# Mein Kind hat irgendein dämliches Abo!



## ladyatnet (18 Februar 2012)

Hallo Leute!
Ich bitte Euch hiermit um Euren Rat und eventuell Hilfe!
Mein (minderjähriges) Kind hat irgendwelche komischen Nachrichten-Abos abgeschlossen.
Ich weiß aber nicht, bei welchen Anbietern. Außerdem bin ich mir gar nicht sicher, ob er das ohne meine Einwilligung eigentlich kann.
Kann mir eventuell jemand helfen, wie wie da jetzt wieder rauskommen?
Er hat ein Vodafone-Netz und die Nummern, von denen er die SMS bekommt, lauten:
3334
01720333826
Vielleicht (ich hoffe es sehr) kann uns jemand helfen? BITTE!
Ich danke Euch!


----------



## Hippo (18 Februar 2012)

Wenn Das Handy auf Dich läuft und Du es ihm gibst gilt erstmal der Anscheinsbeweis daß der Telefonnutzer dazu berechtigt war.
Steht bei den SMS noch irgendwas von Kostenpflicht?
Nochwas - Prepaid oder Vertrag?


----------



## ladyatnet (18 Februar 2012)

Ich weiß nicht genau, auf wen das Handy läuft, da das der Vater eingerichtet hat. da müßte ich ihn mal fragen.
Mein Sohn sagte mir nur, daß immer 20 Cent pro Woche weggehen. Es ist ein Prepaid-Handy!


----------



## Hippo (18 Februar 2012)

Worüber lauten diese SMS denn?
Bei 20 ct pro Woche ist eher nicht von einer Abofalle auszugehen sondern von einem eher seriösen Newsletter oder sowas


----------



## ladyatnet (18 Februar 2012)

Also das Handy läuft auf den Vater - habe ihn gerade gefragt.
Die SMS erzählen immer die neuesten Sportnachrichten (von der ersten Nummer) und die zweite sendet immer allgemeine Nachrichten (die letzten Tage davon, daß wir jetzt halt keinen Präsidenten mehr haben).
Wie kann man denn diese Abos wieder kündigen?


----------



## Aka-Aka (18 Februar 2012)

Evtl so'n Mist aus dem Vodafone Liveportal
http://www.vodafonelive.de/cp/portal/start/index/


> Zuhause und unterwegs bietet Vodafone live! Ihnen Aktualität, Service und Entertainment der Extraklasse: *Aktuelle News aus Sport, Wirtschaft, Politik, Kino, Lifestyle, Auto, Reise und IT* sowie eine Riesenauswahl an Top-Downloads. Im Vodafone live!-Portal sorgen MusicDownloads, Klingeltöne, Handylogos, Freizeichentöne, Handyspiele, Videos und MobileTV für kurzweilige Unterhaltung auf Ihrem Handy und PC.


 
Google macht mich nicht ganz schlau, wie man das kündigt... Bisher fand ich nur diverse Hinweise auf Kündigungen bestimmter Abos (zB "Wahl" oder "UCL" für Champions League). Da diese SMS ja 'was kosten, müsste man erst noch einmal schauen, ob es eine "allgemeine Kündigung" mit "STOPP ALL" oder so gibt. Ich schau gleich, ob ich was finde...


----------



## ladyatnet (18 Februar 2012)

Ich danke ganz sehr!


----------



## Aka-Aka (18 Februar 2012)

Habe eben mit Vodafone telefoniert unter 08001721212 (edit: 1212 aus dem Vodafonenetz geht auch). Man muß sich nervig durch ein Tastendruckmenü quälen (ich hab einfach immer "1" für Mobilfunk getippt). Hatte eine Kundenbetreuerin an der Leitung, erzählte 'was von "Bekannte hat ein Problem mit solchen Abos durch ihre Tochter"...
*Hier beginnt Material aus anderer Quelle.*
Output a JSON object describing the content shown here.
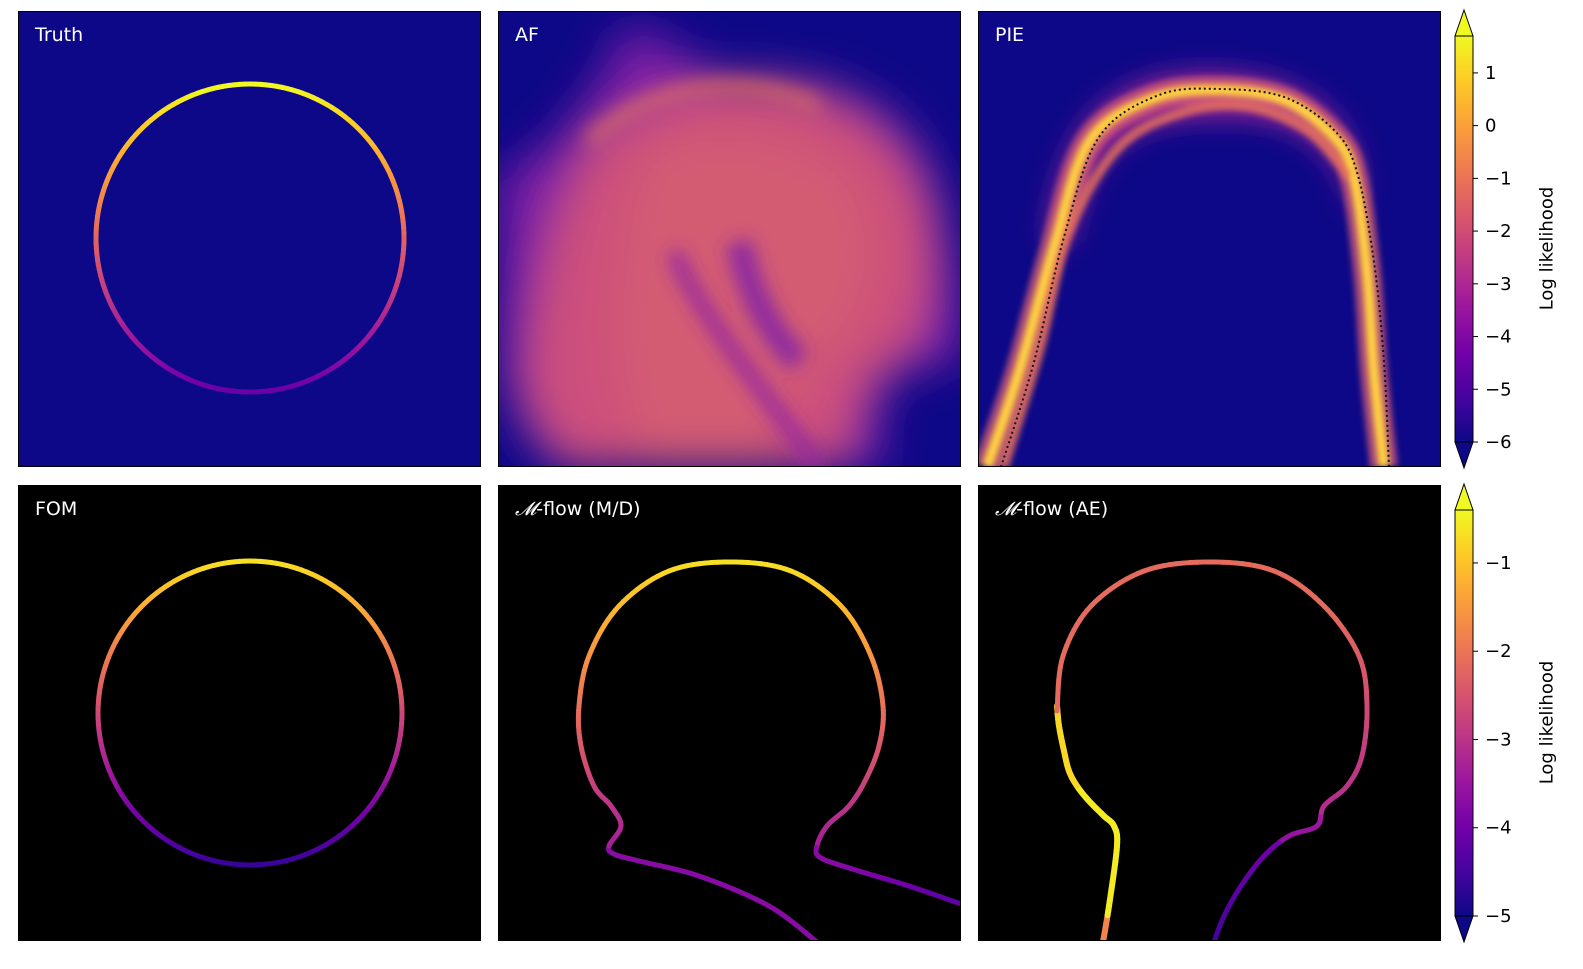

Die nette Dame meinte, dass ich diese Abos bei ihr direkt kündigen könne. Ich musste mich dann etwas rausreden, da ich ja gar kein Vodafonehandy habe... (düdeldidüüü)
Probier es einfach selbst und berichte, was daraus wurde


----------



## ladyatnet (18 Februar 2012)

So, ich habe die Abos jetzt storniert bekommen!
Ich danke Dir ganz sehr und schönen Abend noch!


----------



## Aka-Aka (18 Februar 2012)

Bitte und ebenfalls schönen Abend!
Bitte informiere Dich über das Thema Drittanbietersperre (link) und weise den Nachwuchs auf die finanziellen Gefahren hin, die es im Zusammenhang mit Internet/Handy gibt! In Deinem Fall ging das alles noch sehr glimpflich aus...

Mehr Infos z.B. hier
http://www.klicksafe.de/materialien/


----------



## Grausamer (23 November 2016)

Minderjährige können keinAbo abschlliessen
also ist es kein Problem


----------



## Teleton (24 November 2016)

Minderjährige können aber (nach Auffassung der Rechtsprechung) als Anscheins oder Duldungsbevollmächtigte für den Simkartenvertragspartner Verträge abschliessen. Also doch ein Problem


----------



## Ranftla (2 Januar 2017)

bezieht sich nur auf prepaid oder


----------



## Hippo (3 Januar 2017)

Ranftla schrieb:


> bezieht sich nur auf prepaid oder


Wo steht das?


----------



## Reducal (3 Januar 2017)

Ranftla schrieb:


> Teleton schrieb:
> 
> 
> > Minderjährige können aber (nach Auffassung der Rechtsprechung) als Anscheins oder Duldungsbevollmächtigte für den Simkartenvertragspartner Verträge abschliessen. Also doch ein Problem
> ...


Theoretisch gilt das für pre- und postpaid gleichsam. Nur ist es einfacher, beim Prepaid-Vertrag mit den Daten bei der Registrierung zu schummeln. Das heißt aber nicht, dass man nicht auch beim Postpaid-Vertrag falsche Angaben, z. B. beim Geburtsdatum, machen kann, weil es Tarife gibt, die ein gewisses Alter erfordern.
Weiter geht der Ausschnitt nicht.